“Indeed, and what is that?” inquired Hertha.
“Oh,” said Winifred, “it just struck me, seeing this nice weather, how delightful, how much more delightful, it would have been to have a week’s holiday in London with you. How many places we could have gone to see; what long charming mornings we could have spent, reading and talking, at the British Museum, for instance! Whereas—oh dear, I can scarcely hope to have you much to myself down at White Turrets.”

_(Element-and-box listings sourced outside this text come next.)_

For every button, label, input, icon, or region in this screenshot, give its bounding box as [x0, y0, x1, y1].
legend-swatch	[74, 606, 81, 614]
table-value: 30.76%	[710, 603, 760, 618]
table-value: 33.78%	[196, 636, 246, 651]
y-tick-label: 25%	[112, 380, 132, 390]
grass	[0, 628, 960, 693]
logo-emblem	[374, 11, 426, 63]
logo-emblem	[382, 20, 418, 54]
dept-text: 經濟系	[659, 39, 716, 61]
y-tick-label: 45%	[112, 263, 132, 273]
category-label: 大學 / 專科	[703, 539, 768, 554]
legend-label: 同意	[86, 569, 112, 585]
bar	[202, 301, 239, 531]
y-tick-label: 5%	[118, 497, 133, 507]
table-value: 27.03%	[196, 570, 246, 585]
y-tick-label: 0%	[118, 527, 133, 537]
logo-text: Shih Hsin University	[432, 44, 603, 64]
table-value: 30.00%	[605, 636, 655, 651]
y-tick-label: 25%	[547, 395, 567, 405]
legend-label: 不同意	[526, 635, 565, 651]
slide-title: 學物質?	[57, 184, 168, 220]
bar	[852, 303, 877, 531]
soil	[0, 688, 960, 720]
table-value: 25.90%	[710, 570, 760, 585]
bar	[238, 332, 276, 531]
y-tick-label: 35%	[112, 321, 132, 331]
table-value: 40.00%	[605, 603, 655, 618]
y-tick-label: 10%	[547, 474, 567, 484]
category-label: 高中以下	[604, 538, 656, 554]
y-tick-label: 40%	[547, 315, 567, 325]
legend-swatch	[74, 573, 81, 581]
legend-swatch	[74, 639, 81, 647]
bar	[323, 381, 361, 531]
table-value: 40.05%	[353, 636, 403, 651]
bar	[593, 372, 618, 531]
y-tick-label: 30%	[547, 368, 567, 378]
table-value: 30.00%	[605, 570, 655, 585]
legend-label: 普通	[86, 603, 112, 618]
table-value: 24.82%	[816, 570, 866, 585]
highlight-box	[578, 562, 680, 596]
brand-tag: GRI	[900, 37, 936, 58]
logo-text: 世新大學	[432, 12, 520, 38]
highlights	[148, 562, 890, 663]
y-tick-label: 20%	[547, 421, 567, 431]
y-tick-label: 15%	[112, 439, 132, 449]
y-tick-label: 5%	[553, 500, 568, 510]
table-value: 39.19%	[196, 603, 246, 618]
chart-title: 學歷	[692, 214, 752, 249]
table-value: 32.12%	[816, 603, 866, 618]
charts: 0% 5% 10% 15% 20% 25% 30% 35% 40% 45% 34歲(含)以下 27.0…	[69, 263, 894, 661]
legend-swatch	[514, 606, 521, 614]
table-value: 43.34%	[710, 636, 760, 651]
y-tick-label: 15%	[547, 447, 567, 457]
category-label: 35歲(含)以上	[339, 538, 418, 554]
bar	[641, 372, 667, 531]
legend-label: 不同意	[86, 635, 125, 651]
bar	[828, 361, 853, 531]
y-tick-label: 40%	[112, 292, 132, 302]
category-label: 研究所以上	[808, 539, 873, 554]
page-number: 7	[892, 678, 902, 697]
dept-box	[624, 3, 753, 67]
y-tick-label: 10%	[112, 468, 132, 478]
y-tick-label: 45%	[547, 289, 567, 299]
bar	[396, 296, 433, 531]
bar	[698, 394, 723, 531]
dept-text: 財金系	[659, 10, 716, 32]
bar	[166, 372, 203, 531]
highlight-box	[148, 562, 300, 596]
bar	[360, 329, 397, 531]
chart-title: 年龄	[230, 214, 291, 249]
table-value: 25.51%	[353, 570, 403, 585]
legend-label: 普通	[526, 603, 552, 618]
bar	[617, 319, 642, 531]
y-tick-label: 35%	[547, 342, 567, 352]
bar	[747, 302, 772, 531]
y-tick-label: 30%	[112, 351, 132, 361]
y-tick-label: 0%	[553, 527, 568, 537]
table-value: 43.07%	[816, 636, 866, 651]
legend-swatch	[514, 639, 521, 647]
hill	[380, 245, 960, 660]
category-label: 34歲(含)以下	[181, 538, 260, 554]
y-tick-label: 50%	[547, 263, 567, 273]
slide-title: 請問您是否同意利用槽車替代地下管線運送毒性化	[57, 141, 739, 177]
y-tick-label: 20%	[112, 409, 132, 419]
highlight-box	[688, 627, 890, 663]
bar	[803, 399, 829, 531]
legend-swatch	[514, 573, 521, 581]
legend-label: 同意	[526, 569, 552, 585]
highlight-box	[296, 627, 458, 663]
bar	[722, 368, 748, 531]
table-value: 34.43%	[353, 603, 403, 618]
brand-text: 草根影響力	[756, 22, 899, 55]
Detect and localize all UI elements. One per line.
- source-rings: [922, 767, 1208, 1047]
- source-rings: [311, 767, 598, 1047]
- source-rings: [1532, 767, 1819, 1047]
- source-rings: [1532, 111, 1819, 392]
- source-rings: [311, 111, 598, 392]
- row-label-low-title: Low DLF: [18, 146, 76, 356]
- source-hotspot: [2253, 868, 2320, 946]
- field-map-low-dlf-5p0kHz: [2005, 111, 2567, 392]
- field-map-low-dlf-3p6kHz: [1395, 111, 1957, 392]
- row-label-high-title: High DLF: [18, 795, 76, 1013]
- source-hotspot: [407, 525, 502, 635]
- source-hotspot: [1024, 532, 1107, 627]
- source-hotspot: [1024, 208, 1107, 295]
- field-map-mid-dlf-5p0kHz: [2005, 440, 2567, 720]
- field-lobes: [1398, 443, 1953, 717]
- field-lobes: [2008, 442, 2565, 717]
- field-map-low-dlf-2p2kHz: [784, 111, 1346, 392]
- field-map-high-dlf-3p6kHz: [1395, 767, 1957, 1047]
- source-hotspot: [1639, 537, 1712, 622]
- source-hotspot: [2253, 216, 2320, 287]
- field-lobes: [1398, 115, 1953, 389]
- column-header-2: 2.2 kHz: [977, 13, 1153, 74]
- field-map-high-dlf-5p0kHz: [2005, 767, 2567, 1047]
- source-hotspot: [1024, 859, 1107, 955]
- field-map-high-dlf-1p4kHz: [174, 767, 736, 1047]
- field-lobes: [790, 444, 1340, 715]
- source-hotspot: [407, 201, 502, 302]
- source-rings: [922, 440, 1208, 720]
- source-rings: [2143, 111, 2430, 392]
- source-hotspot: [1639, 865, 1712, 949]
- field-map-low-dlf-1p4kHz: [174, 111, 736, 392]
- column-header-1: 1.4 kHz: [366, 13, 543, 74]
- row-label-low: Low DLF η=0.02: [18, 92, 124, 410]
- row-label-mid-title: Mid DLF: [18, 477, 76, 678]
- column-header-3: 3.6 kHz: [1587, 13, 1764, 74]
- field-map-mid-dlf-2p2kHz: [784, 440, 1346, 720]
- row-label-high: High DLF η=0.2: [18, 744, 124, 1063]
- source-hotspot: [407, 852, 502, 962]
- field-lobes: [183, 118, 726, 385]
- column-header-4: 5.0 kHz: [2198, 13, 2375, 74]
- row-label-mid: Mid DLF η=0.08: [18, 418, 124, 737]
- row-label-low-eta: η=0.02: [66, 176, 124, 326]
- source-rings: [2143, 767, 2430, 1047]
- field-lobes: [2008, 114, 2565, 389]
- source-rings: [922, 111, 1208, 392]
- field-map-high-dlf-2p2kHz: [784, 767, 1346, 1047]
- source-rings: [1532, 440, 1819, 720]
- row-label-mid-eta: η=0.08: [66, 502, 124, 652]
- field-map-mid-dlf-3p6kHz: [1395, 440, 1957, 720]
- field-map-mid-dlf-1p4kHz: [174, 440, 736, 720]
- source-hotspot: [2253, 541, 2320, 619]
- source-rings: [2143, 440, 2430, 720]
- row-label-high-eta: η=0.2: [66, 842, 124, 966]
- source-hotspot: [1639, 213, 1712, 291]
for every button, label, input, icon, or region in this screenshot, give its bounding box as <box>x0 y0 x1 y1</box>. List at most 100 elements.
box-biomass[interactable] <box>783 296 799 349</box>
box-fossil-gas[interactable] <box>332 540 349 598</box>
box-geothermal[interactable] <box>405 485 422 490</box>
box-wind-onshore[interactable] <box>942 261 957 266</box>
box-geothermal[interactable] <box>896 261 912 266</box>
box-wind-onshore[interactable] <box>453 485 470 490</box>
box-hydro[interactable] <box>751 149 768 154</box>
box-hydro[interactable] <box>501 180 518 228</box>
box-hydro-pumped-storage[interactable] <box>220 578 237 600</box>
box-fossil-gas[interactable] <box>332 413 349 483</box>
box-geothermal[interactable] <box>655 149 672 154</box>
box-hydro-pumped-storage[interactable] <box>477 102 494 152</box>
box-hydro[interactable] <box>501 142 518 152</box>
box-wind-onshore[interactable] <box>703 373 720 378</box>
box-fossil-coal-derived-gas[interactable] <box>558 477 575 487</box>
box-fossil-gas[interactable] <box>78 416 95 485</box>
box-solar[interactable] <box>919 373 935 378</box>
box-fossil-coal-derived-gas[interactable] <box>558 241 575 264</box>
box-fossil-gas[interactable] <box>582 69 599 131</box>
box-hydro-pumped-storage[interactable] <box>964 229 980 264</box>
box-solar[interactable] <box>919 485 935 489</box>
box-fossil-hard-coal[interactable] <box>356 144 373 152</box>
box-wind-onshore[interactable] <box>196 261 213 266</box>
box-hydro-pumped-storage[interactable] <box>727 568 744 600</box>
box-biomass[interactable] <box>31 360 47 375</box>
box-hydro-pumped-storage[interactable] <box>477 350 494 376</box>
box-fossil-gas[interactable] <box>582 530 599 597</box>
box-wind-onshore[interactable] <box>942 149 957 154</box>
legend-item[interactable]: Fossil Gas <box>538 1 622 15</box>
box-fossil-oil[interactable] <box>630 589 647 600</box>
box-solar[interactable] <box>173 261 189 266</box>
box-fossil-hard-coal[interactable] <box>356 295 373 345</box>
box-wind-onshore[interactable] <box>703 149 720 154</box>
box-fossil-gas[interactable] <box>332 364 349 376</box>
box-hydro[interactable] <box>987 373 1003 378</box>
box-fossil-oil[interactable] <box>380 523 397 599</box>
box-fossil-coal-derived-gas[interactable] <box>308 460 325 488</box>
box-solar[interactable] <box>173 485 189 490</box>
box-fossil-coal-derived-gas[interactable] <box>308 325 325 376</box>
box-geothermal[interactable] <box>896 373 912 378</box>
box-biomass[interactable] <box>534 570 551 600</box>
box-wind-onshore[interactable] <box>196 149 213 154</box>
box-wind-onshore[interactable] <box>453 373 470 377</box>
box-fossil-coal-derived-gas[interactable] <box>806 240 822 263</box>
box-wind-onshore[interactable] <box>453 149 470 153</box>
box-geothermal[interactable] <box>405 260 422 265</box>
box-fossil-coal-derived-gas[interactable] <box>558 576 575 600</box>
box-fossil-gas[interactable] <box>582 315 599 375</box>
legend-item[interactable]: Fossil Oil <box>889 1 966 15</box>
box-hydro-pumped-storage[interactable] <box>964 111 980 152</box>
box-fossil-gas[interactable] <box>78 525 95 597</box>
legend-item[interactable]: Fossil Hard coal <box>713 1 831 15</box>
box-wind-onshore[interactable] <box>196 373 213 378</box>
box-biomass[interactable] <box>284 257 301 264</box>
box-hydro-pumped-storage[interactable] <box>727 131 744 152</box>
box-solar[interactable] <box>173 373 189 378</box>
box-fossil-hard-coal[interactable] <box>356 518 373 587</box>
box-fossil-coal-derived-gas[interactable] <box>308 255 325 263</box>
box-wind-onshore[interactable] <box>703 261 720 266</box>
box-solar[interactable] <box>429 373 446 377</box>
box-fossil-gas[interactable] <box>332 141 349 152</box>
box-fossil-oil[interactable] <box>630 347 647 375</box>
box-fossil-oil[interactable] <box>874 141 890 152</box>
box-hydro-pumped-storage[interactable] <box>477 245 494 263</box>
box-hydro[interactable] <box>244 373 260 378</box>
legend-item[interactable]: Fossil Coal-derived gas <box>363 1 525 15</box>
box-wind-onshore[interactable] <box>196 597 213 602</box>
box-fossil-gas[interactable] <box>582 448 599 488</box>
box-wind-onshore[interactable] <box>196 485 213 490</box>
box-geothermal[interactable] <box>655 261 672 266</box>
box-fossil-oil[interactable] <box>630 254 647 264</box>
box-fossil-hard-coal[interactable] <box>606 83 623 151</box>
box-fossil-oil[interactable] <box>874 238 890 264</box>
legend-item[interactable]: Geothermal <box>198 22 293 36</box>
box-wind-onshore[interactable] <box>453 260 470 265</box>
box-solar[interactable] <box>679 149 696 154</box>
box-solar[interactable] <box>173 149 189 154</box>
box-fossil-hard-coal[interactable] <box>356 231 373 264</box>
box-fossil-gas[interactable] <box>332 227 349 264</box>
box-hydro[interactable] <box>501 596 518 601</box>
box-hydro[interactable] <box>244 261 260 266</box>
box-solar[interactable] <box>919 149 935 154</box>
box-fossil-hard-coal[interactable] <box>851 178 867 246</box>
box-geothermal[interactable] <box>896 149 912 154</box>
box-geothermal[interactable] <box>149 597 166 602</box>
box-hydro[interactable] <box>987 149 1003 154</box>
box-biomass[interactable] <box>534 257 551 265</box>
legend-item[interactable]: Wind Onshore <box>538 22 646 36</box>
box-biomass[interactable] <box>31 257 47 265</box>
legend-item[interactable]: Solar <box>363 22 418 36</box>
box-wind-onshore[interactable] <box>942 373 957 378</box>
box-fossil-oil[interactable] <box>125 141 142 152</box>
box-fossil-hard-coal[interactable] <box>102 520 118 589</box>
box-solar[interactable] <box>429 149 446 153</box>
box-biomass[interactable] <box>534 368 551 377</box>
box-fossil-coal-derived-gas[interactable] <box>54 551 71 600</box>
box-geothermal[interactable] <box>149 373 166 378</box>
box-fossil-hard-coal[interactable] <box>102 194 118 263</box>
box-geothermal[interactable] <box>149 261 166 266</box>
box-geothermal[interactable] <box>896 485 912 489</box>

“But it is the country that makes all the difference in the world,” said Hertha. “Even if I had not fixed to go, I don’t think anything would have kept me in London to-day. Everything, every leaf, every bird’s twitter, every breath of air, seems to be calling us out of the dust and glare of the weary streets.”
“I suppose it’s all a question of novelty,” said Winifred. “You see spring in the country is such an old experience to me. There’s nothing new in it.”
“Nothing new!” repeated Hertha, with a touch of scorn. “You don’t suppose I have always lived in a town, do you? But as for ‘nothing new’ in the spring—why it is always new. Ever-returning youth is its very essence. You cannot know anything of the true feeling of spring to speak so.”
“Perhaps not,” said Winifred, and for her the tone was very humble. “I am not at all poetical: I have told you so.”
This softened Hertha, to whose nature the position of antagonism was never congenial.
“And I, perhaps, am foolishly enthusiastic in some ways,” she said. “I feel so exuberant this morning.”
“I am so glad,” said Winifred fervently.
Then it proved to be time to take their tickets.